The SA Independent Commissioner Against Corruption, Bruce Lander, has already said poor record-keeping is one of the main problems in the department and he believes it is probably obscuring more serious sins.
“Better record keeping, in my opinion, would identify more corruption,” Lander said recently, launching a retrospective report on his six years in the role that argues the state public sector is afflicted with a plague of poor administrative process.
The former Federal Court judge recently outlined six areas of concern in a letter to SA Health chief executive Chris McGowan, which was shared with all SA Health staff and later the local newspaper.
He will publish a report explaining his concerns in further detail by December, The Advertiser reports.
“I consider it important to place these matters on the public record,” Lander reportedly wrote in the leaked letter. “What further action if any is taken in relation to them is of course a matter for others.”

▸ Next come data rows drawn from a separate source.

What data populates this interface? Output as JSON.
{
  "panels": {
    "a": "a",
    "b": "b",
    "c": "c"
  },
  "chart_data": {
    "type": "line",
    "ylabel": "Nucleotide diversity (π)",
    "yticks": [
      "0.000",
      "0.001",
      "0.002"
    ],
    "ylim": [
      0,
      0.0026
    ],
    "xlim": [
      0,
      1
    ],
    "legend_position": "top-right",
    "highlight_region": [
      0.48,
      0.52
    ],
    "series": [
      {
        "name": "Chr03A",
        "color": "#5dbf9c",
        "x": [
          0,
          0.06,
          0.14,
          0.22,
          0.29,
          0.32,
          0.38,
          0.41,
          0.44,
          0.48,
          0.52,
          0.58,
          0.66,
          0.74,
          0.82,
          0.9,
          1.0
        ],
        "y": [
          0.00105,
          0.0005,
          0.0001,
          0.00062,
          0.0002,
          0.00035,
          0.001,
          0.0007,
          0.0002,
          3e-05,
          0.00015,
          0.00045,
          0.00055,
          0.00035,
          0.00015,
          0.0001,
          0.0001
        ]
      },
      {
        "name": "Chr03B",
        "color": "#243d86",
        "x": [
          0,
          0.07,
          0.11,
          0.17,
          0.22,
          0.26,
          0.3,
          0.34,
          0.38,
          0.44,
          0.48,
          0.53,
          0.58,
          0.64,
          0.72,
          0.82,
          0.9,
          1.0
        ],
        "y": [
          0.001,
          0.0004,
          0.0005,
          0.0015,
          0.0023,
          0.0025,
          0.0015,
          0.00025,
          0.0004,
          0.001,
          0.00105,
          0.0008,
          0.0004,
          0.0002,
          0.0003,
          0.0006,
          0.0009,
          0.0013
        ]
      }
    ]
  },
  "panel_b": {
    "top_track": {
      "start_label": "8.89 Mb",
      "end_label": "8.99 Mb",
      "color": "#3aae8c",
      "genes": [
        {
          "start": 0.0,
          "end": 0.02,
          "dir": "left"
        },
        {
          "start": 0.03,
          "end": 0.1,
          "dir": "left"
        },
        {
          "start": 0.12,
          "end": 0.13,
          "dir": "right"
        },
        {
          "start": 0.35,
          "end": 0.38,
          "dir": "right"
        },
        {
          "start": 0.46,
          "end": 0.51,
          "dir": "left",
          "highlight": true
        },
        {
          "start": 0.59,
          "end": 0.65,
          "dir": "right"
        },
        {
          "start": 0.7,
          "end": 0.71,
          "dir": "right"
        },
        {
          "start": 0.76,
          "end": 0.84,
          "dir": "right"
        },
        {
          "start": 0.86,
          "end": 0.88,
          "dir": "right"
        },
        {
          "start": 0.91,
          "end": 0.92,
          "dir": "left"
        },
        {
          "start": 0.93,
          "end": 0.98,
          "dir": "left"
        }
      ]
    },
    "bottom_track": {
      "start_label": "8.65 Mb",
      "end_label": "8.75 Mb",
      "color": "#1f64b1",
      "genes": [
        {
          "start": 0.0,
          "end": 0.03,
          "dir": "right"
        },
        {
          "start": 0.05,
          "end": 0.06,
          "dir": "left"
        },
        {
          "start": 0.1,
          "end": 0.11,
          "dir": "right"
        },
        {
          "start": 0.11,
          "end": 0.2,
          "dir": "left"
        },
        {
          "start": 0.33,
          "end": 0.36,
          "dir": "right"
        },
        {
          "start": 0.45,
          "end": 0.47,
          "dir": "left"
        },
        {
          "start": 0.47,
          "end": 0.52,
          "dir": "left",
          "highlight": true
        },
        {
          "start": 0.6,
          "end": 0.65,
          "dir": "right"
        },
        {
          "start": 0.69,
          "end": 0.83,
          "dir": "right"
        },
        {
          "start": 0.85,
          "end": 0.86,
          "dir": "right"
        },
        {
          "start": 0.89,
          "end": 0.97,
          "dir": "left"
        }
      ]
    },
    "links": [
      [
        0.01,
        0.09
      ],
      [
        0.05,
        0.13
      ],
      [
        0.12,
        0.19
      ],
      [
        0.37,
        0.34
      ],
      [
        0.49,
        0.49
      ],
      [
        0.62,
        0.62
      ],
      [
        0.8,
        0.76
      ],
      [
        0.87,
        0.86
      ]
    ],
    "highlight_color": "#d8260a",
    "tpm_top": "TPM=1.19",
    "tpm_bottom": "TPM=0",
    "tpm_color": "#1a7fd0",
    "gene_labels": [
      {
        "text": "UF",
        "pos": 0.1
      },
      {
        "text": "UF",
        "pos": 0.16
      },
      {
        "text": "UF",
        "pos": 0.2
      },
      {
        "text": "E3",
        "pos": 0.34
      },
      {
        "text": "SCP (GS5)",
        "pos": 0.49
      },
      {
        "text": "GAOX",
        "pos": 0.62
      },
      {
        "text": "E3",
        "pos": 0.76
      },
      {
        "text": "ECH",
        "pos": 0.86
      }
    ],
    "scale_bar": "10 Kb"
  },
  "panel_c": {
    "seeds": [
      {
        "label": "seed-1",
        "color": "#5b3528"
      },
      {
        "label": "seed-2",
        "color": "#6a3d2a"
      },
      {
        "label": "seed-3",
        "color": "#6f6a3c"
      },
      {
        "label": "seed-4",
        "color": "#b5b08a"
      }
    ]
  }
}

The commissioner is worried that poor record-keeping in the health department and local health networks means significant decisions have been made without an appropriate paper trail that can be audited.
Lander suspects some employees might not be fulfilling their end of their employment contracts; that “deficiencies” in regulation of private medical practitioners might be leading to higher costs; and that conflicts of interest are not being managed properly. He also harbours concerns about the management of clinicians and cultural issues, according to the news article, which also reports McGowan’s email to staff.
The CEO reportedly said public servants should exemplify “the best professional behaviour in our society” and that he expected no less of SA Health staff. They should not only comply with the public sector code of ethics, they should go above and beyond, he added, and report maladministration to the agency’s hotline or Lander’s office directly.